En 2e échelon, les chars en appui de la 42e DI progressent très difficilement. Ils sont gênés par les fantassins en 1e échelon, les cratères d'obus et les pannes.

Le combat de Berry-Au-Bac - Le 16 avril 1917

Temps 2 : Echec de l'assaut (du 16 avril 10 heures - 18 avril)
La 40e DI, dont l'encadrement est décimé, est refoulée sur ses positions de départ. Elle mènera ensuite un combat uniquement défensif.
A 10 heures, les chars atteignent le carrefour du Choléra et franchissent la deuxième position allemande.
A 14h30, les Allemands contre-attaquent à partir de Prouvais. L'artillerie lourde permet de les arrêter.
A 15 heures, les chars appuient l'action du 94e RI (42e DI) au niveau du camp de César mais ils sont rapidement mis hors de combat. A 17h30, les chars, dont l'action a permis malgré les pertes d'arrêter deux contre-attaques allemandes, se replient. L'artillerie française limite ses tirs d'appui pour les échelons de tête afin de conserver des stocks de munitions en cas d'une contre-attaque.
Après 6 heures de combat, la capacité opérationnelle des régiments d'infanterie a fortement chuté. Au soir du 16 avril, le 32e CA est incapable de manoeuvrer.
Les Allemands contre-attaquent massivement le 18 avril à partir de leurs positions fortifiées au sud de Juvincourt. L'intervention de l'artillerie permet de les repousser.

Temps 3 : Le retour au statu quo ante (19 avril - 4 mai)
Les positions se figent. Les protagonistes réalisent des bonds de quelques centaines de mètres mais sans pouvoir tenir le terrain conquis.
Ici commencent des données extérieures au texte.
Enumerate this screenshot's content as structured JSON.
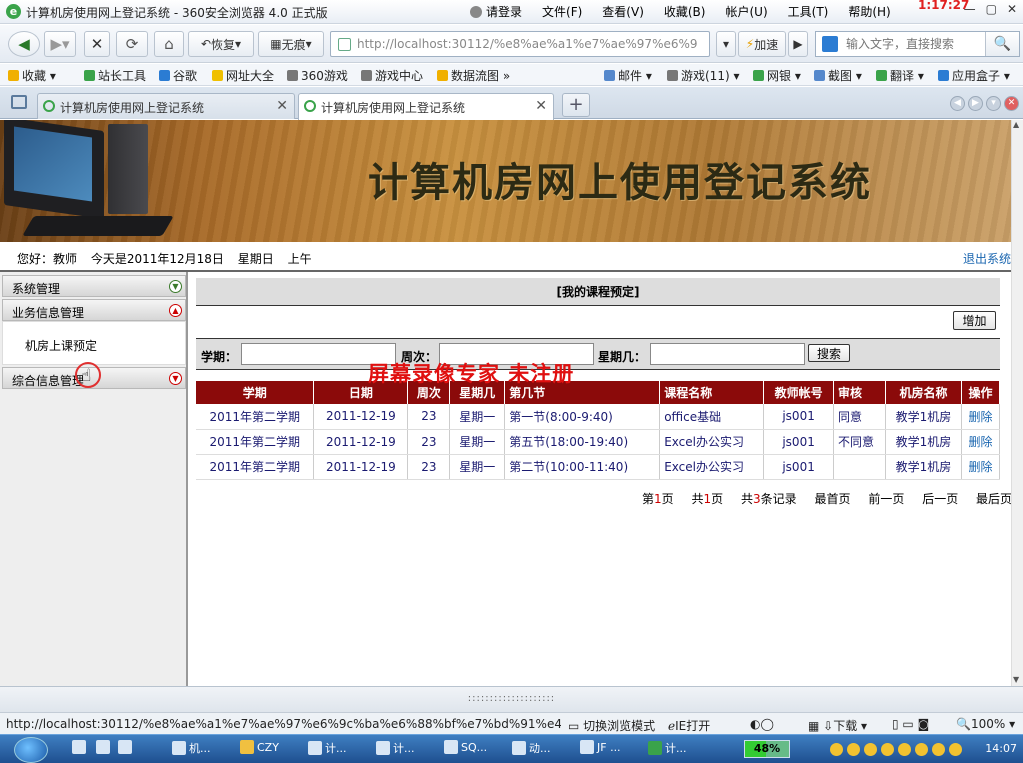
{
  "browser": {
    "title": "计算机房使用网上登记系统 - 360安全浏览器 4.0 正式版",
    "menu": [
      "请登录",
      "文件(F)",
      "查看(V)",
      "收藏(B)",
      "帐户(U)",
      "工具(T)",
      "帮助(H)"
    ],
    "overlay_clock": "1:17:27",
    "nav": {
      "restore": "恢复",
      "incognito": "无痕",
      "accelerate": "加速"
    },
    "address": "http://localhost:30112/%e8%ae%a1%e7%ae%97%e6%9",
    "search_placeholder": "输入文字，直接搜索",
    "bookmarks": [
      "收藏",
      "站长工具",
      "谷歌",
      "网址大全",
      "360游戏",
      "游戏中心",
      "数据流图",
      "邮件",
      "游戏(11)",
      "网银",
      "截图",
      "翻译",
      "应用盒子"
    ],
    "tabs": [
      {
        "label": "计算机房使用网上登记系统",
        "active": false
      },
      {
        "label": "计算机房使用网上登记系统",
        "active": true
      }
    ]
  },
  "site": {
    "banner_title": "计算机房网上使用登记系统",
    "greeting": {
      "hello": "您好：教师",
      "today": "今天是2011年12月18日",
      "weekday": "星期日",
      "period": "上午"
    },
    "logout": "退出系统"
  },
  "sidebar": {
    "sections": [
      {
        "label": "系统管理",
        "expanded": false
      },
      {
        "label": "业务信息管理",
        "expanded": true
      },
      {
        "label": "综合信息管理",
        "expanded": false
      }
    ],
    "items": [
      "机房上课预定"
    ]
  },
  "main": {
    "panel_title": "[我的课程预定]",
    "add_button": "增加",
    "filters": {
      "semester": "学期：",
      "week": "周次：",
      "weekday": "星期几：",
      "search_button": "搜索"
    },
    "watermark": "屏幕录像专家  未注册",
    "table": {
      "headers": [
        "学期",
        "日期",
        "周次",
        "星期几",
        "第几节",
        "课程名称",
        "教师帐号",
        "审核",
        "机房名称",
        "操作"
      ],
      "rows": [
        [
          "2011年第二学期",
          "2011-12-19",
          "23",
          "星期一",
          "第一节(8:00-9:40)",
          "office基础",
          "js001",
          "同意",
          "教学1机房",
          "删除"
        ],
        [
          "2011年第二学期",
          "2011-12-19",
          "23",
          "星期一",
          "第五节(18:00-19:40)",
          "Excel办公实习",
          "js001",
          "不同意",
          "教学1机房",
          "删除"
        ],
        [
          "2011年第二学期",
          "2011-12-19",
          "23",
          "星期一",
          "第二节(10:00-11:40)",
          "Excel办公实习",
          "js001",
          "",
          "教学1机房",
          "删除"
        ]
      ]
    },
    "pager": {
      "page_pre": "第",
      "page_num": "1",
      "page_suf": "页",
      "total_pre": "共",
      "total_num": "1",
      "total_suf": "页",
      "records_pre": "共",
      "records_num": "3",
      "records_suf": "条记录",
      "first": "最首页",
      "prev": "前一页",
      "next": "后一页",
      "last": "最后页"
    }
  },
  "status": {
    "url": "http://localhost:30112/%e8%ae%a1%e7%ae%97%e6%9c%ba%e6%88%bf%e7%bd%91%e4...",
    "switch_mode": "切换浏览模式",
    "ie_open": "IE打开",
    "download": "下载",
    "zoom": "100%",
    "splitter": "::::::::::::::::::::"
  },
  "taskbar": {
    "items": [
      "机...",
      "CZY",
      "计...",
      "计...",
      "SQ...",
      "动...",
      "JF ...",
      "计..."
    ],
    "battery": "48%",
    "clock": "14:07"
  }
}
La côte 108 est complètement reconquise par les Allemands.

BILAN :

France : 40 % de pertes dans les unités d'infanterie, 76 chars perdus dont 57 du fait des Allemands. La disproportion entre les moyens engagés, les pertes subies et les gains obtenus en font un échec tactique pour les Français. Le moral est sérieusement atteint.
Allemagne : Malgré la puissance de l'attaque, les Allemands ont rétabli leur dispositif en 48 heures.

Enseignements du combat :

Aménagement du terrain :

L'emploi du béton a durci les positions défensives allemandes limitant les effets de l'artillerie française.
Les chars ont vu leur avance freinée voire arrêtée par les cratères d'obus créés par la préparation d'artillerie.

Intégration interarmes :

Le baptême du feu des blindés français confirme le besoin d'entraînement entre unités blindées et infanterie d'accompagnement.
L'attaque de positions fortifiées nécessite l'emploi de feux directs puissants et d'unités de génie dont sont dépourvues les unités d'assaut françaises.
L'emploi des feux d'artillerie est nécessaire pour les temps préliminaires mais aussi pour appuyer les unités au contact. L'infanterie a manqué de fusées signalétiques pour guider les tirs d'artillerie (feu roulant)

Chaîne du RETEX :
Les leçons tirés du premier engagement des chars français sont recueillis à chaud et appliquées lors les engagements suivants ( 5 mai 1917 sur le plateau de Craonne ).